Какие-то торопливые, краткие, вагонные были эти мои почти ежедневные встречи с Блоком все три последних года. И, может быть, ближе всего вдвоем с ним и неспешней всего — я был летом 1920 года. Мне пришлось тогда вместе с ним работать над текстом и постановкой «Лира» в Большом Драматическом театре.
Помню: на репетициях — темный, гулкий, как губка вбирающий все звуки зал. За режиссерским столиком перед рамкой или в первом ряду кресел — справа от меня медальный профиль Блока. На сцене — один и тот же выход в пятый, в шестой раз подряд, в пятый и в шестой раз падают, убивают. И я вижу, как нетерпеливо Блок поводит головой — будто мешает ему воротник — от каждого неверного слова и жеста на сцене.

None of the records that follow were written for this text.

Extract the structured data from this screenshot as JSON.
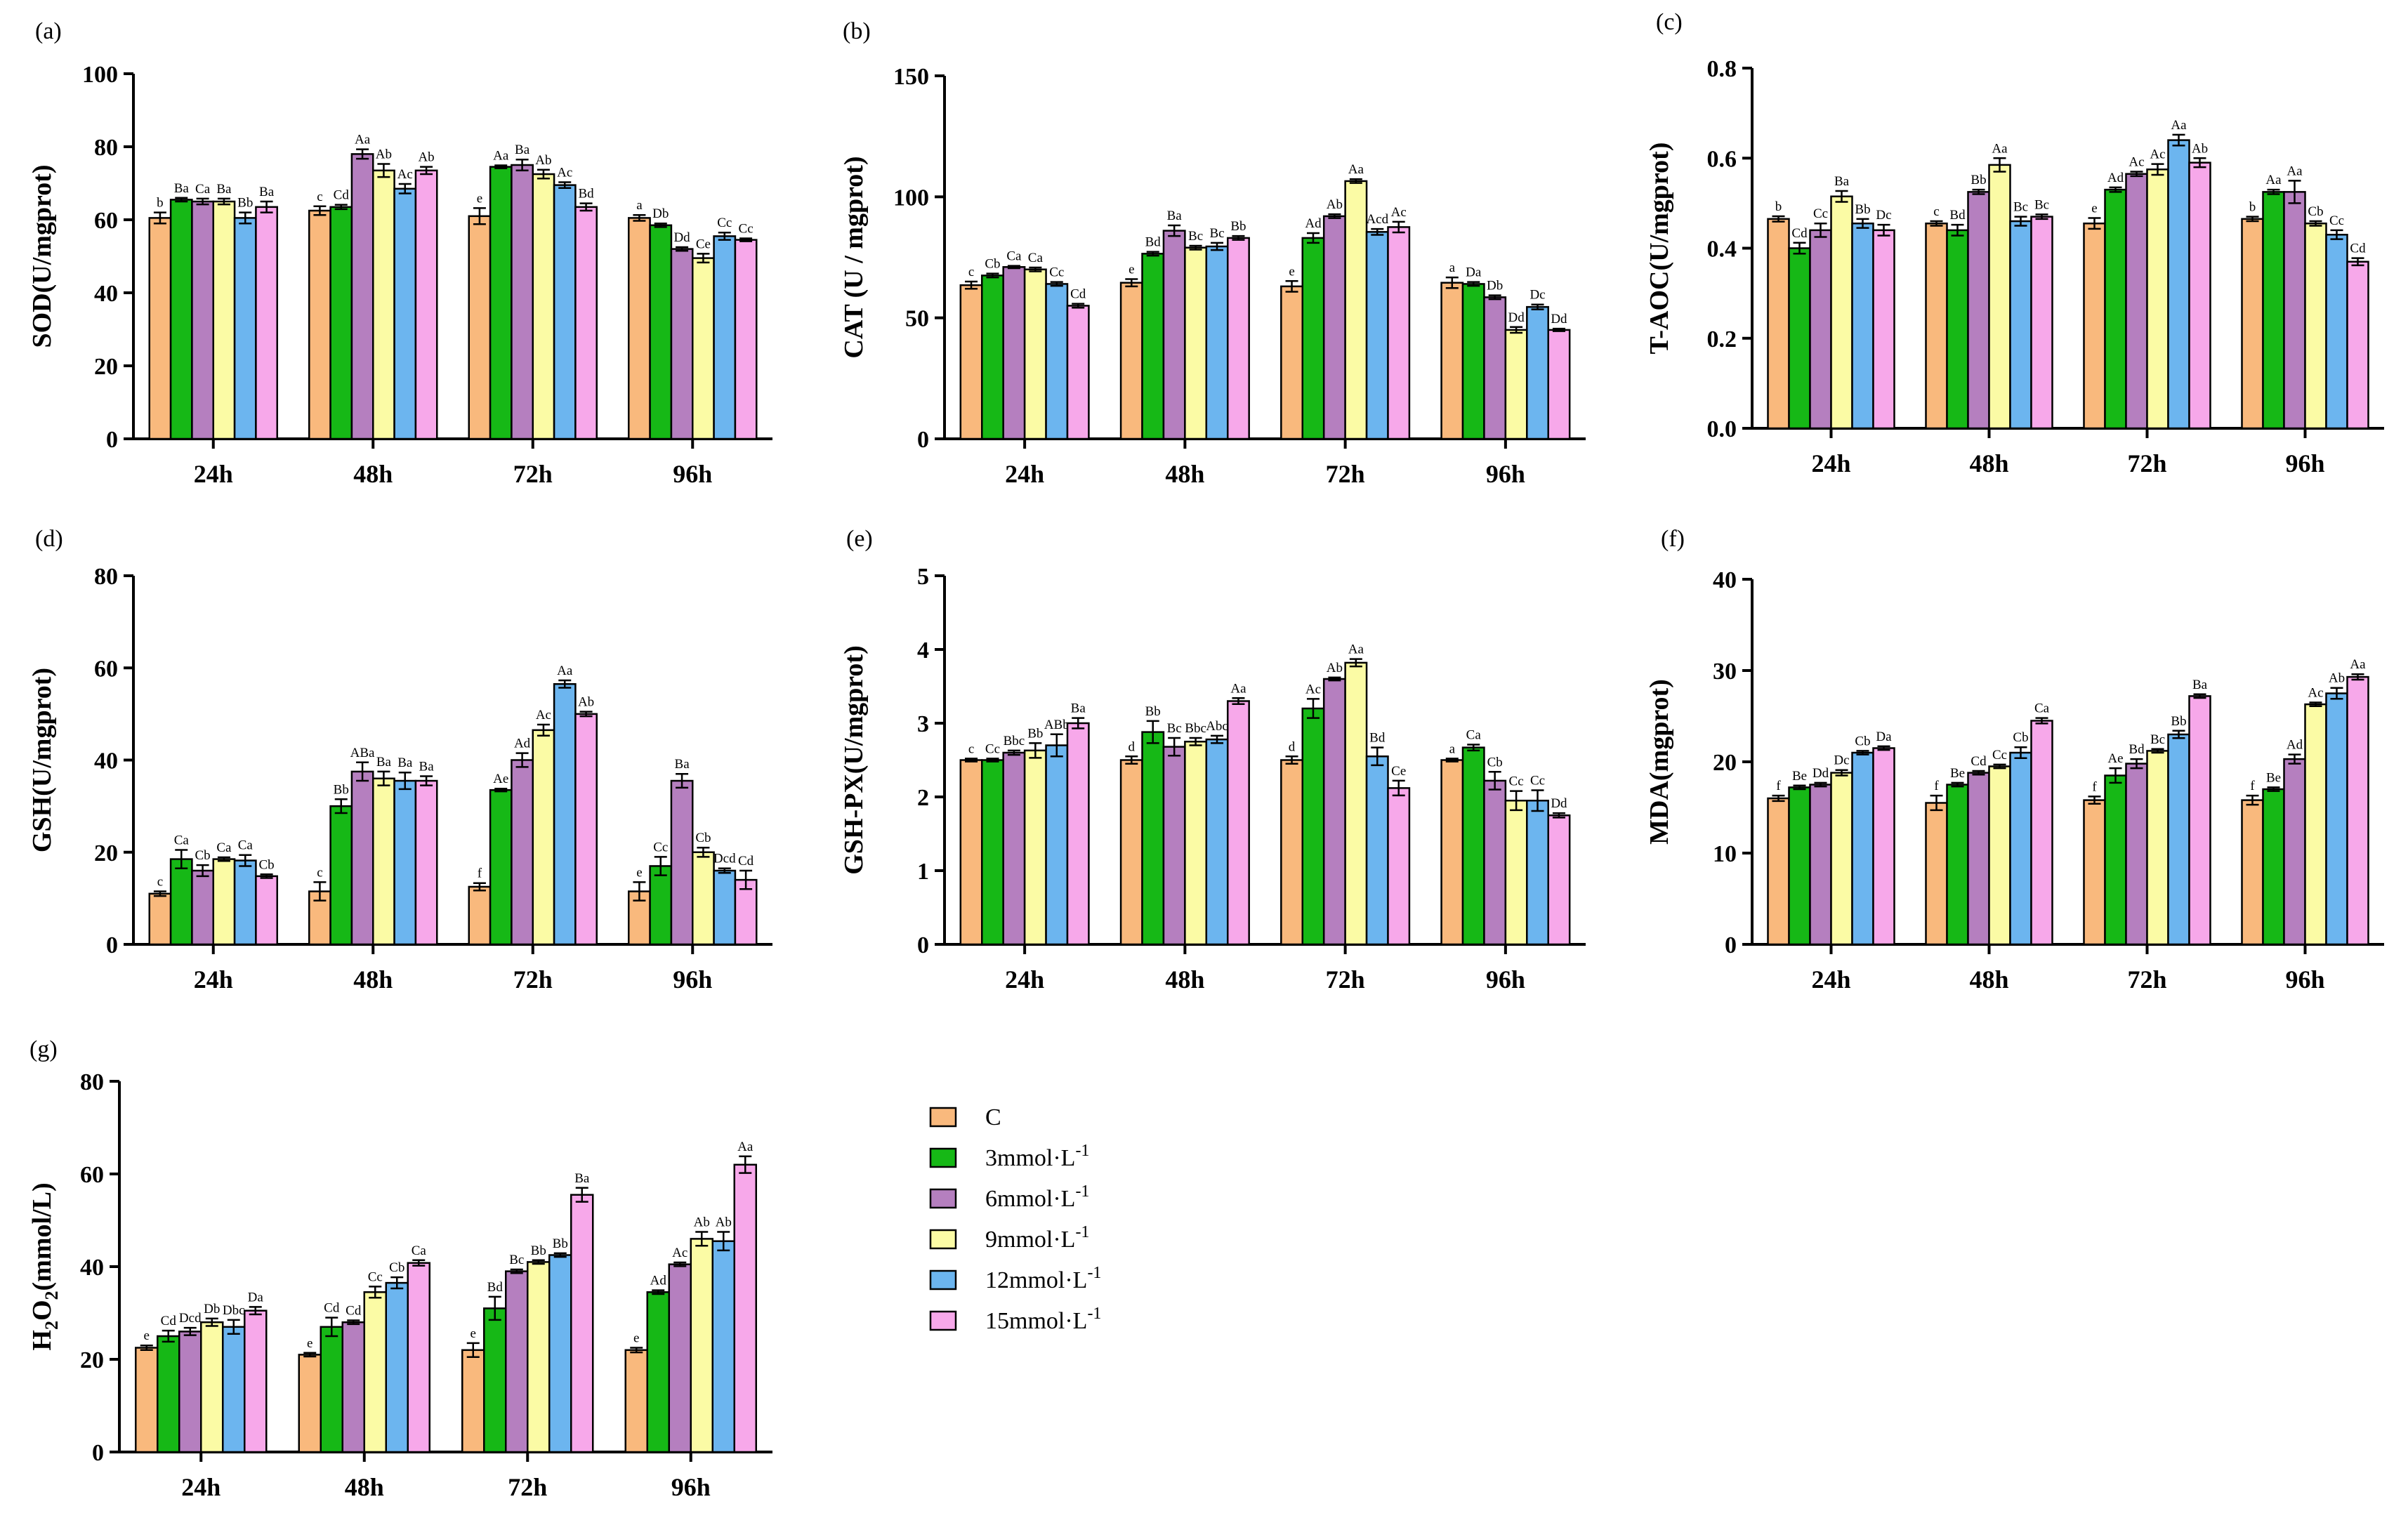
{
  "series": [
    {
      "name": "C",
      "color": "#f9b97d"
    },
    {
      "name": "3mmol·L⁻¹",
      "color": "#16b816"
    },
    {
      "name": "6mmol·L⁻¹",
      "color": "#b57fbf"
    },
    {
      "name": "9mmol·L⁻¹",
      "color": "#fbfba5"
    },
    {
      "name": "12mmol·L⁻¹",
      "color": "#6cb5ef"
    },
    {
      "name": "15mmol·L⁻¹",
      "color": "#f7a8ea"
    }
  ],
  "chart_data": [
    {
      "panel": "(a)",
      "type": "bar",
      "ylabel": "SOD(U/mgprot)",
      "categories": [
        "24h",
        "48h",
        "72h",
        "96h"
      ],
      "ylim": [
        0,
        100
      ],
      "yticks": [
        "0",
        "20",
        "40",
        "60",
        "80",
        "100"
      ],
      "values": [
        [
          60.5,
          65.5,
          65,
          65,
          60.5,
          63.5
        ],
        [
          62.5,
          63.5,
          78,
          73.5,
          68.5,
          73.5
        ],
        [
          61,
          74.5,
          75,
          72.5,
          69.5,
          63.5
        ],
        [
          60.5,
          58.5,
          52,
          49.5,
          55.5,
          54.5
        ]
      ],
      "errors": [
        [
          1.5,
          0.5,
          0.8,
          0.8,
          1.5,
          1.5
        ],
        [
          1.2,
          0.6,
          1.3,
          1.8,
          1.3,
          1.0
        ],
        [
          2.2,
          0.4,
          1.5,
          1.2,
          0.8,
          1.0
        ],
        [
          0.8,
          0.5,
          0.5,
          1.2,
          1.0,
          0.4
        ]
      ],
      "labels": [
        [
          "b",
          "Ba",
          "Ca",
          "Ba",
          "Bb",
          "Ba"
        ],
        [
          "c",
          "Cd",
          "Aa",
          "Ab",
          "Ac",
          "Ab"
        ],
        [
          "e",
          "Aa",
          "Ba",
          "Ab",
          "Ac",
          "Bd"
        ],
        [
          "a",
          "Db",
          "Dd",
          "Ce",
          "Cc",
          "Cc"
        ]
      ]
    },
    {
      "panel": "(b)",
      "type": "bar",
      "ylabel": "CAT (U / mgprot)",
      "categories": [
        "24h",
        "48h",
        "72h",
        "96h"
      ],
      "ylim": [
        0,
        150
      ],
      "yticks": [
        "0",
        "50",
        "100",
        "150"
      ],
      "values": [
        [
          63.5,
          67.5,
          71,
          70,
          64,
          55
        ],
        [
          64.5,
          76.5,
          86,
          79,
          79.5,
          83
        ],
        [
          63,
          83,
          92,
          106.5,
          85.5,
          87.5
        ],
        [
          64.5,
          64,
          58.5,
          45,
          54.5,
          45
        ]
      ],
      "errors": [
        [
          1.5,
          0.8,
          0.5,
          0.8,
          0.8,
          0.8
        ],
        [
          1.5,
          0.8,
          2.2,
          0.8,
          1.5,
          0.8
        ],
        [
          2.2,
          2.0,
          0.8,
          0.8,
          1.2,
          2.2
        ],
        [
          2.2,
          0.8,
          0.8,
          1.2,
          1.0,
          0.5
        ]
      ],
      "labels": [
        [
          "c",
          "Cb",
          "Ca",
          "Ca",
          "Cc",
          "Cd"
        ],
        [
          "e",
          "Bd",
          "Ba",
          "Bc",
          "Bc",
          "Bb"
        ],
        [
          "e",
          "Ad",
          "Ab",
          "Aa",
          "Acd",
          "Ac"
        ],
        [
          "a",
          "Da",
          "Db",
          "Dd",
          "Dc",
          "Dd"
        ]
      ]
    },
    {
      "panel": "(c)",
      "type": "bar",
      "ylabel": "T-AOC(U/mgprot)",
      "categories": [
        "24h",
        "48h",
        "72h",
        "96h"
      ],
      "ylim": [
        0,
        0.8
      ],
      "yticks": [
        "0.0",
        "0.2",
        "0.4",
        "0.6",
        "0.8"
      ],
      "values": [
        [
          0.465,
          0.4,
          0.44,
          0.515,
          0.455,
          0.44
        ],
        [
          0.455,
          0.44,
          0.525,
          0.585,
          0.46,
          0.47
        ],
        [
          0.455,
          0.53,
          0.565,
          0.575,
          0.64,
          0.59
        ],
        [
          0.465,
          0.525,
          0.525,
          0.455,
          0.43,
          0.37
        ]
      ],
      "errors": [
        [
          0.006,
          0.012,
          0.015,
          0.012,
          0.01,
          0.012
        ],
        [
          0.005,
          0.012,
          0.005,
          0.015,
          0.01,
          0.005
        ],
        [
          0.012,
          0.005,
          0.005,
          0.012,
          0.012,
          0.01
        ],
        [
          0.005,
          0.005,
          0.025,
          0.005,
          0.01,
          0.008
        ]
      ],
      "labels": [
        [
          "b",
          "Cd",
          "Cc",
          "Ba",
          "Bb",
          "Dc"
        ],
        [
          "c",
          "Bd",
          "Bb",
          "Aa",
          "Bc",
          "Bc"
        ],
        [
          "e",
          "Ad",
          "Ac",
          "Ac",
          "Aa",
          "Ab"
        ],
        [
          "b",
          "Aa",
          "Aa",
          "Cb",
          "Cc",
          "Cd"
        ]
      ]
    },
    {
      "panel": "(d)",
      "type": "bar",
      "ylabel": "GSH(U/mgprot)",
      "categories": [
        "24h",
        "48h",
        "72h",
        "96h"
      ],
      "ylim": [
        0,
        80
      ],
      "yticks": [
        "0",
        "20",
        "40",
        "60",
        "80"
      ],
      "values": [
        [
          11,
          18.5,
          16,
          18.5,
          18.2,
          14.8
        ],
        [
          11.5,
          30,
          37.5,
          36,
          35.5,
          35.5
        ],
        [
          12.5,
          33.5,
          40,
          46.5,
          56.5,
          50
        ],
        [
          11.5,
          17,
          35.5,
          20,
          16,
          14
        ]
      ],
      "errors": [
        [
          0.5,
          2.0,
          1.2,
          0.4,
          1.2,
          0.4
        ],
        [
          2.0,
          1.5,
          2.0,
          1.5,
          1.8,
          1.0
        ],
        [
          0.8,
          0.3,
          1.5,
          1.2,
          0.8,
          0.5
        ],
        [
          2.0,
          2.0,
          1.5,
          1.0,
          0.5,
          2.0
        ]
      ],
      "labels": [
        [
          "c",
          "Ca",
          "Cb",
          "Ca",
          "Ca",
          "Cb"
        ],
        [
          "c",
          "Bb",
          "ABa",
          "Ba",
          "Ba",
          "Ba"
        ],
        [
          "f",
          "Ae",
          "Ad",
          "Ac",
          "Aa",
          "Ab"
        ],
        [
          "e",
          "Cc",
          "Ba",
          "Cb",
          "Dcd",
          "Cd"
        ]
      ]
    },
    {
      "panel": "(e)",
      "type": "bar",
      "ylabel": "GSH-PX(U/mgprot)",
      "categories": [
        "24h",
        "48h",
        "72h",
        "96h"
      ],
      "ylim": [
        0,
        5
      ],
      "yticks": [
        "0",
        "1",
        "2",
        "3",
        "4",
        "5"
      ],
      "values": [
        [
          2.5,
          2.5,
          2.6,
          2.63,
          2.7,
          3.0
        ],
        [
          2.5,
          2.88,
          2.68,
          2.75,
          2.78,
          3.3
        ],
        [
          2.5,
          3.2,
          3.6,
          3.82,
          2.55,
          2.12
        ],
        [
          2.5,
          2.67,
          2.22,
          1.95,
          1.95,
          1.75
        ]
      ],
      "errors": [
        [
          0.02,
          0.02,
          0.03,
          0.1,
          0.15,
          0.07
        ],
        [
          0.05,
          0.15,
          0.12,
          0.05,
          0.05,
          0.04
        ],
        [
          0.05,
          0.13,
          0.02,
          0.05,
          0.12,
          0.1
        ],
        [
          0.02,
          0.04,
          0.12,
          0.13,
          0.14,
          0.03
        ]
      ],
      "labels": [
        [
          "c",
          "Cc",
          "Bbc",
          "Bb",
          "ABb",
          "Ba"
        ],
        [
          "d",
          "Bb",
          "Bc",
          "Bbc",
          "Abc",
          "Aa"
        ],
        [
          "d",
          "Ac",
          "Ab",
          "Aa",
          "Bd",
          "Ce"
        ],
        [
          "a",
          "Ca",
          "Cb",
          "Cc",
          "Cc",
          "Dd"
        ]
      ]
    },
    {
      "panel": "(f)",
      "type": "bar",
      "ylabel": "MDA(mgprot)",
      "categories": [
        "24h",
        "48h",
        "72h",
        "96h"
      ],
      "ylim": [
        0,
        40
      ],
      "yticks": [
        "0",
        "10",
        "20",
        "30",
        "40"
      ],
      "values": [
        [
          16,
          17.2,
          17.5,
          18.8,
          21,
          21.5
        ],
        [
          15.5,
          17.5,
          18.8,
          19.5,
          21,
          24.5
        ],
        [
          15.8,
          18.5,
          19.8,
          21.2,
          23,
          27.2
        ],
        [
          15.8,
          17,
          20.3,
          26.3,
          27.5,
          29.3
        ]
      ],
      "errors": [
        [
          0.3,
          0.2,
          0.2,
          0.3,
          0.2,
          0.2
        ],
        [
          0.8,
          0.2,
          0.2,
          0.2,
          0.6,
          0.3
        ],
        [
          0.4,
          0.8,
          0.5,
          0.2,
          0.4,
          0.2
        ],
        [
          0.5,
          0.2,
          0.5,
          0.2,
          0.6,
          0.3
        ]
      ],
      "labels": [
        [
          "f",
          "Be",
          "Dd",
          "Dc",
          "Cb",
          "Da"
        ],
        [
          "f",
          "Be",
          "Cd",
          "Cc",
          "Cb",
          "Ca"
        ],
        [
          "f",
          "Ae",
          "Bd",
          "Bc",
          "Bb",
          "Ba"
        ],
        [
          "f",
          "Be",
          "Ad",
          "Ac",
          "Ab",
          "Aa"
        ]
      ]
    },
    {
      "panel": "(g)",
      "type": "bar",
      "ylabel": "H2O2(mmol/L)",
      "categories": [
        "24h",
        "48h",
        "72h",
        "96h"
      ],
      "ylim": [
        0,
        80
      ],
      "yticks": [
        "0",
        "20",
        "40",
        "60",
        "80"
      ],
      "values": [
        [
          22.5,
          25,
          26,
          28,
          27,
          30.5
        ],
        [
          21,
          27,
          28,
          34.5,
          36.5,
          40.8
        ],
        [
          22,
          31,
          39,
          41,
          42.5,
          55.5
        ],
        [
          22,
          34.5,
          40.5,
          46,
          45.5,
          62
        ]
      ],
      "errors": [
        [
          0.5,
          1.2,
          0.8,
          0.8,
          1.5,
          0.8
        ],
        [
          0.4,
          2.0,
          0.4,
          1.2,
          1.2,
          0.6
        ],
        [
          1.5,
          2.5,
          0.4,
          0.4,
          0.4,
          1.5
        ],
        [
          0.5,
          0.4,
          0.4,
          1.5,
          2.0,
          1.8
        ]
      ],
      "labels": [
        [
          "e",
          "Cd",
          "Dcd",
          "Db",
          "Dbc",
          "Da"
        ],
        [
          "e",
          "Cd",
          "Cd",
          "Cc",
          "Cb",
          "Ca"
        ],
        [
          "e",
          "Bd",
          "Bc",
          "Bb",
          "Bb",
          "Ba"
        ],
        [
          "e",
          "Ad",
          "Ac",
          "Ab",
          "Ab",
          "Aa"
        ]
      ]
    }
  ]
}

Кончится чей-нибудь выход — по лесенке слева через рампу перелезает темная фигура и к Блоку:
— Ну, как, Александр Александрович, — ничего?
Было впечатление: темный, пустой зал — полон для них одним зрителем — Александром Александровичем. Его тихих и медленных слов слушались самые строптивые.

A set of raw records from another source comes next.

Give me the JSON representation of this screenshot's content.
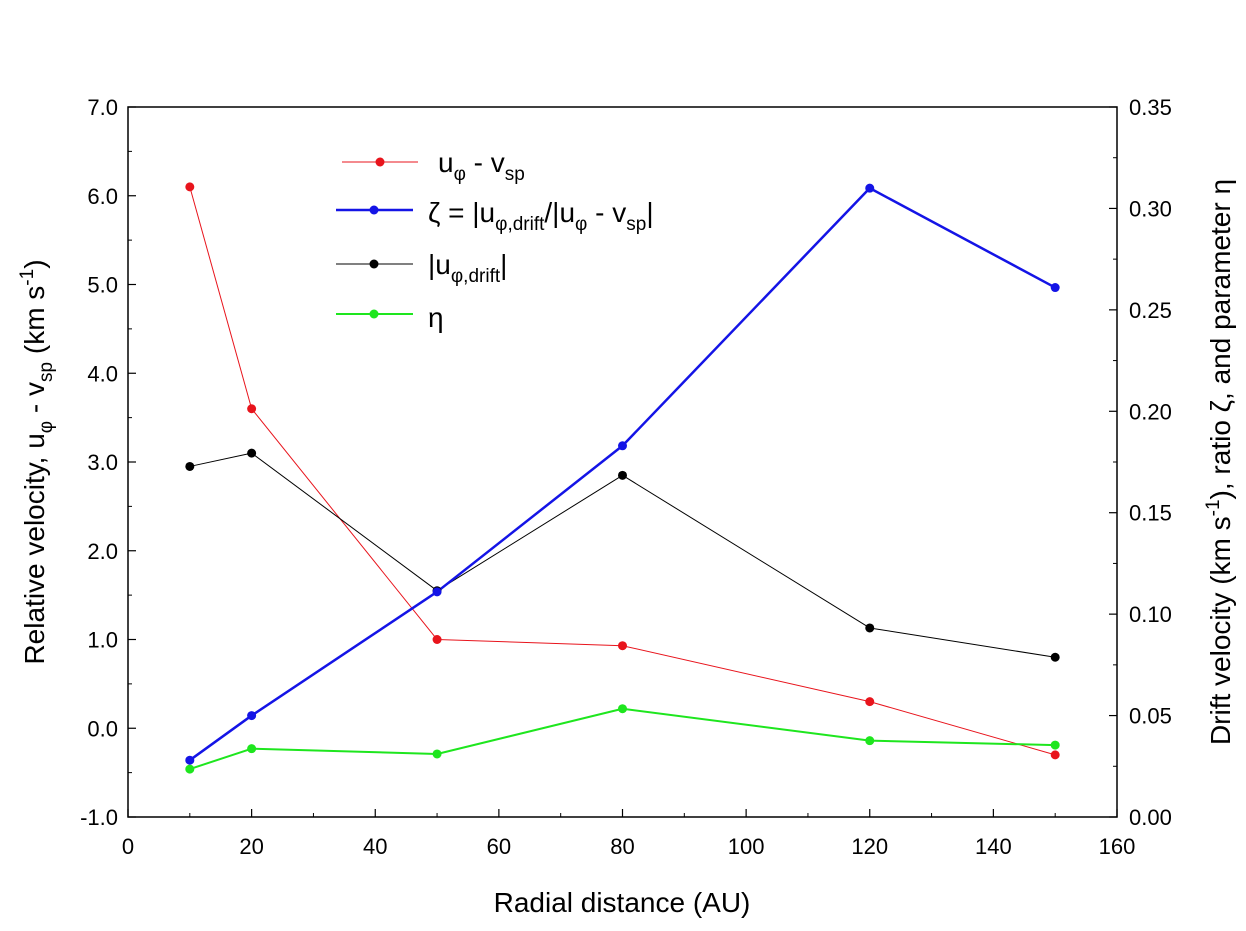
{
  "chart_data": {
    "type": "line",
    "x": [
      10,
      20,
      50,
      80,
      120,
      150
    ],
    "xlabel": "Radial distance (AU)",
    "xlim": [
      0,
      160
    ],
    "xticks": [
      "0",
      "20",
      "40",
      "60",
      "80",
      "100",
      "120",
      "140",
      "160"
    ],
    "ylabel_left": {
      "pre": "Relative velocity,  u",
      "phi": "φ",
      "mid": " - v",
      "sp": "sp",
      "post": " (km s",
      "exp": "-1",
      "close": ")"
    },
    "ylim_left": [
      -1.0,
      7.0
    ],
    "yticks_left": [
      "-1.0",
      "0.0",
      "1.0",
      "2.0",
      "3.0",
      "4.0",
      "5.0",
      "6.0",
      "7.0"
    ],
    "ylabel_right": {
      "pre": "Drift velocity (km s",
      "exp": "-1",
      "post": "), ratio ζ, and parameter η"
    },
    "ylim_right": [
      0.0,
      0.35
    ],
    "yticks_right": [
      "0.00",
      "0.05",
      "0.10",
      "0.15",
      "0.20",
      "0.25",
      "0.30",
      "0.35"
    ],
    "legend_position": "top-left",
    "series": [
      {
        "name": "u_phi - v_sp",
        "legend": {
          "base": "u",
          "phi": "φ",
          "mid": " - v",
          "sp": "sp"
        },
        "axis": "left",
        "color": "#e8141c",
        "values": [
          6.1,
          3.6,
          1.0,
          0.93,
          0.3,
          -0.3
        ]
      },
      {
        "name": "zeta = |u_phi,drift|/|u_phi - v_sp|",
        "legend": {
          "zeta": "ζ",
          "eq": " = |u",
          "sub": "φ,drift",
          "slash": "/|u",
          "phi": "φ",
          "mid": " - v",
          "sp": "sp",
          "end": "|"
        },
        "axis": "right",
        "color": "#1414e6",
        "values": [
          0.028,
          0.05,
          0.111,
          0.183,
          0.31,
          0.261
        ]
      },
      {
        "name": "|u_phi,drift|",
        "legend": {
          "open": "|u",
          "sub": "φ,drift",
          "close": "|"
        },
        "axis": "left",
        "color": "#000000",
        "values": [
          2.95,
          3.1,
          1.55,
          2.85,
          1.13,
          0.8
        ]
      },
      {
        "name": "eta",
        "legend": {
          "eta": "η"
        },
        "axis": "left",
        "color": "#1ee61e",
        "values": [
          -0.46,
          -0.23,
          -0.29,
          0.22,
          -0.14,
          -0.19
        ]
      }
    ]
  }
}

— Александр Александрович — наша совесть, — сказал мне однажды, кажется, режиссер, Лаврентьев. И ту же фразу — как утвержденную формулу — я слышал потом не раз от кого-то в театре.
Последние — обстановочные и костюмные — репетиции кончились часа в два, в три ночи. Блок всегда сидел до конца, и чем позже — тем кажется больше оживал он, больше говорил: ночная птица.

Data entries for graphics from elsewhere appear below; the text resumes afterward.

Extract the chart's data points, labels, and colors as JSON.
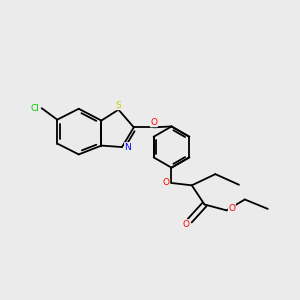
{
  "background_color": "#ebebeb",
  "bond_color": "#000000",
  "bond_width": 1.3,
  "figsize": [
    3.0,
    3.0
  ],
  "dpi": 100,
  "atom_colors": {
    "Cl": "#00cc00",
    "S": "#cccc00",
    "O": "#ff0000",
    "N": "#0000ff",
    "C": "#000000"
  },
  "xlim": [
    0,
    10
  ],
  "ylim": [
    0,
    10
  ]
}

— Не утомляет вас это? — спросил я.
Ответ:
— Нет. Театр, кулисы, вот такой темный зал — я люблю, я ведь очень театральный человек.
На одной из таких последних ночных репетиций — вдруг стало невмочь и решили выбросить сцену с вырыванием глаз у Глостера. Помню, Блок был за то, чтобы глаза вырывать:
— Наше время — тот же самый XVI век... Мы отлично можем смотреть самые жестокие вещи...
После утренних репетиций из театра часто шли вместе на Моховую. Из позабытых, стершихся разговоров уцелели — выброшены волною на берег — только разрозненные обломки. Но если приглядеться к ним — видишь, что все они — одно.
Ясно вижу: мы, ухватившись за ремни, стоим в вагоне трамвая. Толкают, наступают на ноги — и в этой толчее конец какого-то странного разговора.
— ...А вот бывает с вами так: смотришь на себя со стороны — ты совершенно определенно в стороне, в другом углу комнаты и видишь, себя — не себя, а чужое?
Ответ — после паузы — глаза очень далеко:
— Да, бывало. Раза три в жизни. Теперь больше не бывает... Теперь со мной ничего не бывает... — и еле приметная горечь в углах губ.
И вот идем по Бассейной, — куда, не помню. Блок в своей кепке. И голый, ни с чем несвязанный, обломок — его слова:
— Дышать нечем. Душно. Болен, может быть.
И может быть, в тот же — может быть, в другой день — долгий разговор, его горькие, жестокие слова о мертвечине, о лжи.
А потом, нахмурившись, упрямо — может быть, самому себе, а не мне:
— И всё-таки золотник правды — очень настоящей — во всём этом есть. Ненавидящая любовь — это, пожалуй, точнее всего, если говорить о России, о моем отношении к ней.
На каком-то заседании — у меня в руках английский журнал, и там я увидел статью о переводе «Двенадцати» Блока — под заглавием: «Большевистская поэма». Я показал Блоку статью. Он усмехнулся.
И потом — разговор о большевизме.
— Большевизма и революции — нет ни в Москве, ни в Петербурге. Большевизм — настоящий, русский набожный — где-то в глуши России, может быть, в деревне. Да, наверное, там...
Он всегда говорил медлительно, металлически, холодновато. И только два-три раза я слышал в металле острие, жало — и видел: он натягивает вожжи, чтобы удержать себя.
Один раз он так говорил о марксизме. Другой раз — он только что прочитал заграничную «Русскую мысль» Струве — и я редко слышал, чтобы он брал такие грубые слова.
— Что они смыслят, сидя там? Только лают по-собачьи.
И написал об этом очень резкую статью для невышедшей «Литературной газеты» Союза Писателей.
Это было в апреле 1921 года — перед последней его поездкой в Москву.
Блок весь из Невы, из тумана белых ночей, Медного всадника. Пестрая, по-купечески-телесная Москва — ему чужая, и он Москве — чужой. Его чтения в Москве — в мае 1921 года — это показали.